Hacé referencia a visitas anteriores. Ejemplo: ¿Te acordás que un día vinimos y yo estuve con vos en el consultorio mientras el doctor te revisaba la panza y los oídos? Seguramente hoy también te va a tomar la fiebre, te va a mirar la garganta y te va a subir a la balanza.

Intentá establecer un vínculo cercano entre el médico y el niño basado en la confianza que vos como adulto depositas en el profesional. Podés, por ejemplo, llamar al pediatra por su nombre y que él sepa el nombre o el sobrenombre del niño.

Algunos padres antes de que el pediatra revise al niño juegan con él a curar al muñeco que él llevó a la consulta. Este es un recurso que tranquiliza mucho a los niños y también distiende a los padres.

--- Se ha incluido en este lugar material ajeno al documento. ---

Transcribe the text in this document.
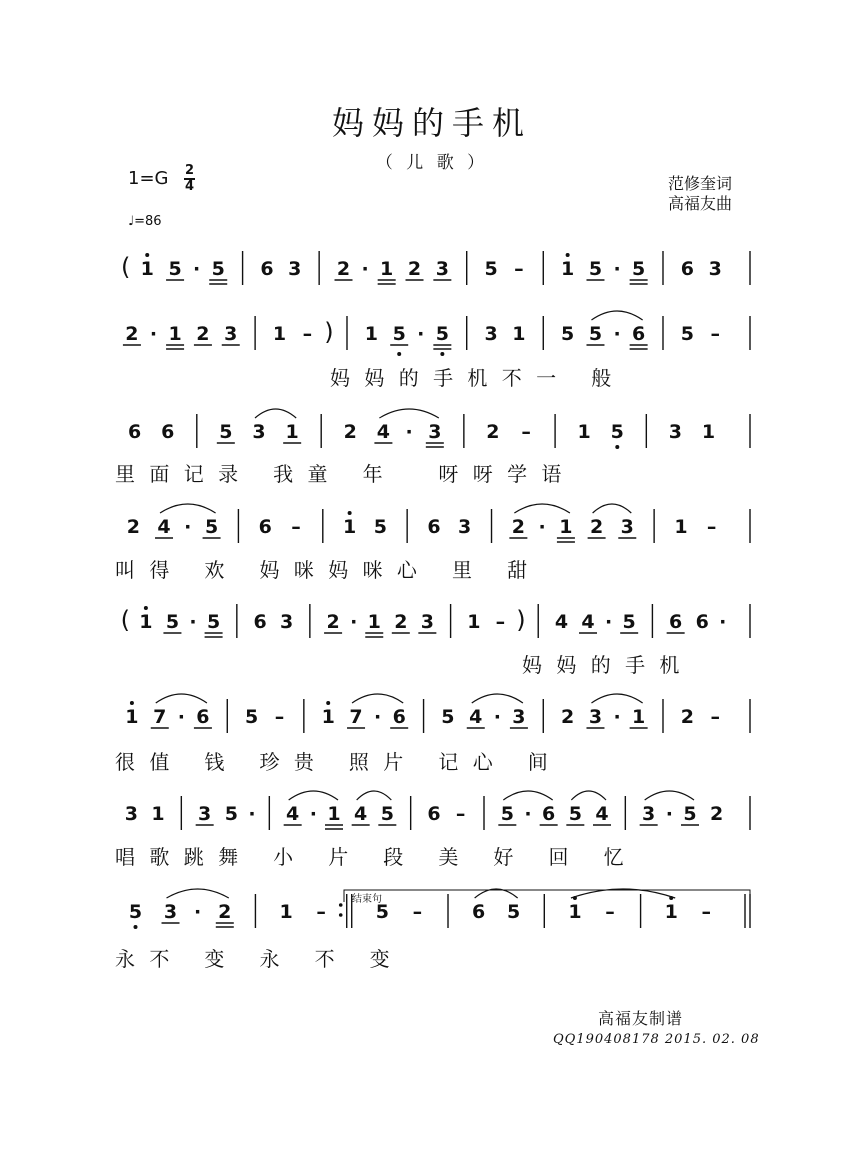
妈妈的手机
（ 儿 歌 ）
1=G 2
4
♩=86
范修奎词
高福友曲
( 1 5 · 5 6 3 2 · 1 2 3 5 – 1 5 · 5 6 3
2 · 1 2 3 1 – ) 1 5 · 5 3 1 5 5 · 6 5 –
妈 妈 的 手 机 不 一   般
6 6 5 3 1 2 4 · 3 2 – 1 5 3 1
里 面 记 录   我 童   年     呀 呀 学 语
2 4 · 5 6 – 1 5 6 3 2 · 1 2 3 1 –
叫 得   欢   妈 咪 妈 咪 心   里   甜
( 1 5 · 5 6 3 2 · 1 2 3 1 – ) 4 4 · 5 6 6 ·
妈 妈 的 手 机
1 7 · 6 5 – 1 7 · 6 5 4 · 3 2 3 · 1 2 –
很 值   钱   珍 贵   照 片   记 心   间
3 1 3 5 · 4 · 1 4 5 6 – 5 · 6 5 4 3 · 5 2
唱 歌 跳 舞   小   片   段   美   好   回   忆
5 3 · 2	1 –	5 –	6 5	1 –	1 –
永 不   变   永   不   变
结束句
高福友制谱
QQ190408178 2015. 02. 08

De ninguna manera hables mal del pediatra o lo uses como figura de castigo. Algunos adultos, sobre todo mayores, amenazan a los niños diciéndoles que si se portan mal los llevarán al doctor para que les ponga una inyección.

Jugá en casa “al doctor”. Eso tranquiliza al niño y le permite sacar sus fantasías y enfrentarse sus miedos.

Lectura sugerida:
“Visita al doctor”. Editorial Sigmar. Colección ¿Qué me pasa?